The regulator had previously highlighted the fact that the trust would need to cut seven percent of its yearly budget just to break even.

The trust was recently at the centre of the Stafford Hospital scandal, after a £13m report found "serious failings" at the hospital where up to 1,200 people needlessly died.

A separate, independent inquiry revealed the Trust "routinely neglected patients".

The Trust Special Administrators now have 45 working days to design a way of providing services to patients in the area that is sustainable in the long term.

Services at the Stafford and Cannock hospitals will continue to run as normal until a final decision is reached.

Monitor warned the trust could be put into administration after the publication of the damning report in order to "safeguard services for local patients".

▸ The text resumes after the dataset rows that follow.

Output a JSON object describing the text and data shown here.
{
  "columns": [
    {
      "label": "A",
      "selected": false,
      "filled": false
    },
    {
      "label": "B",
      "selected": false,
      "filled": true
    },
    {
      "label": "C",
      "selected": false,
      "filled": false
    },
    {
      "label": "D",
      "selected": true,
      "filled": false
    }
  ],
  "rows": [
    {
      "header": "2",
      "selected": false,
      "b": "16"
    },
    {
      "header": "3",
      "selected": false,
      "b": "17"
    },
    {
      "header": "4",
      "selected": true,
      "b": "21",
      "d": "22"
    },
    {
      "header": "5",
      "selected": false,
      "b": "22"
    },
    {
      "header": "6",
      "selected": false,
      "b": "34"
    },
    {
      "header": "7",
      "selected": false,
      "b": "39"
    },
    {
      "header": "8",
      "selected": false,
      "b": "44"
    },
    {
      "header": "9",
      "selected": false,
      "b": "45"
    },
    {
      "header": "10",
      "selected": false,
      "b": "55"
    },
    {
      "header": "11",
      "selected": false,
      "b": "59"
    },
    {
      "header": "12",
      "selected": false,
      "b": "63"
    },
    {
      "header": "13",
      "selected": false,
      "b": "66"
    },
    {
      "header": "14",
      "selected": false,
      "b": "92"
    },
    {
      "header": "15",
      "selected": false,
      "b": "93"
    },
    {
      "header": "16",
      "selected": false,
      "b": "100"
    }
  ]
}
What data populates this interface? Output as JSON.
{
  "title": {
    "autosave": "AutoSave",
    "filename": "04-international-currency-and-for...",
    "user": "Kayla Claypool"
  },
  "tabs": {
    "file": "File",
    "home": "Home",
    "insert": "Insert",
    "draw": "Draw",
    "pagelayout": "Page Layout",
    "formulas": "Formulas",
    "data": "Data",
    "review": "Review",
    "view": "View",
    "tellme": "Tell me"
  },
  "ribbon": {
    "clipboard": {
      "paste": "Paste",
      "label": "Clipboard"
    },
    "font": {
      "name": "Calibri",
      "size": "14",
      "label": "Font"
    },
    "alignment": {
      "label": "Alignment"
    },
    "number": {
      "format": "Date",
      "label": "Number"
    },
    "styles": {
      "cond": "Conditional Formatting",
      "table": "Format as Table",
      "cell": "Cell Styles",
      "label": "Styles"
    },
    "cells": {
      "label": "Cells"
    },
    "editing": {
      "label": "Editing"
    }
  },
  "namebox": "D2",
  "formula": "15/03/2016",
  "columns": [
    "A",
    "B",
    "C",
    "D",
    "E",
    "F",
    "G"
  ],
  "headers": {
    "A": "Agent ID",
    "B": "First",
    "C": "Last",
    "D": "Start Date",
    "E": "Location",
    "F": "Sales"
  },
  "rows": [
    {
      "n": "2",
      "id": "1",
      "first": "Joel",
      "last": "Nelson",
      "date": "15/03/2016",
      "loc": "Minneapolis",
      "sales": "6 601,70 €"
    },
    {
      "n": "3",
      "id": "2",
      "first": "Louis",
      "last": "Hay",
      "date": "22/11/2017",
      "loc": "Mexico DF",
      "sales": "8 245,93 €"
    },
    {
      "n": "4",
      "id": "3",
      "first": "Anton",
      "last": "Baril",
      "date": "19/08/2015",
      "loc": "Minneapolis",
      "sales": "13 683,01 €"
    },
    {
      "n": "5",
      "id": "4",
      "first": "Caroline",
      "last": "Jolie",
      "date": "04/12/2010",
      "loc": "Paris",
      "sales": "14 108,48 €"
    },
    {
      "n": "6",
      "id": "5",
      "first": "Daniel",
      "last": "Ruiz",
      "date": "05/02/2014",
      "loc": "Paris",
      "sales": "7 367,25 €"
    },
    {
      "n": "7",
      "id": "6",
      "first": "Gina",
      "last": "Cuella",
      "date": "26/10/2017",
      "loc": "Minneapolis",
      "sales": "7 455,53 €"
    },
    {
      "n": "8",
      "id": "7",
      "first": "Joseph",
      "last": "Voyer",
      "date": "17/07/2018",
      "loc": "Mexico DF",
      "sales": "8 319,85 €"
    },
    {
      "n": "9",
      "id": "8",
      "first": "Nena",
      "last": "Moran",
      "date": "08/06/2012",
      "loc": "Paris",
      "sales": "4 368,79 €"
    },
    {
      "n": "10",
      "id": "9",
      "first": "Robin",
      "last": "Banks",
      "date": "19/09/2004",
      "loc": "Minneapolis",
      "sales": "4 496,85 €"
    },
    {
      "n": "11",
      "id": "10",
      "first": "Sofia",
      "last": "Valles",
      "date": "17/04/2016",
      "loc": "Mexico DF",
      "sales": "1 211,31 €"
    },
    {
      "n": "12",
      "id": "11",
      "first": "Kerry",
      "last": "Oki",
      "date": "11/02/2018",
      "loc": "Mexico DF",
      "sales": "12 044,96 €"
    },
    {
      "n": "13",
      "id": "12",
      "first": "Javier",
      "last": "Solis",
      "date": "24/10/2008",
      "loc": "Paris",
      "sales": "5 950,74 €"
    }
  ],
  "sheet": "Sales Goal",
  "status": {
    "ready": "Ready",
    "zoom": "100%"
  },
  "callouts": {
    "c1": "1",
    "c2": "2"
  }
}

David Bennett, chief executive of Monitor, said: "It is important that people in Mid Staffordshire know that they can still access services as usual at Stafford and Cannock hospitals while the Trust Special Administration process is on-going.

"We have taken this decision to make sure that patients in the Mid Staffordshire area have the services they need in the future. It is now the role of the Trust Special Administrators to work with the local community to decide the best way of delivering these services. There will be a full public consultation on any proposals for change."

Lyn Hill-Tout, chief executive of the Mid Staffordshire NHS Foundation trust, said: "Our staff continue to provide care for our patients at both Stafford and Cannock Chase hospitals, and are very proud to continue to put patients first.

"We would like to reassure local people and GPs that we are continuing to provide all our usual services at both hospitals and patients should turn up as usual for any appointments they have.

"We would like to thank our local community for their continued support, which means a great deal to staff."

A spokesperson for the regulator added: "Monitor took the decision to make the appointment after experts in a contingency planning team concluded that the trust was neither clinically nor financially sustainable in its current form.

"The appointment has been made following consultation with the Health Secretary and an order authorising the appointment was laid before Parliament today."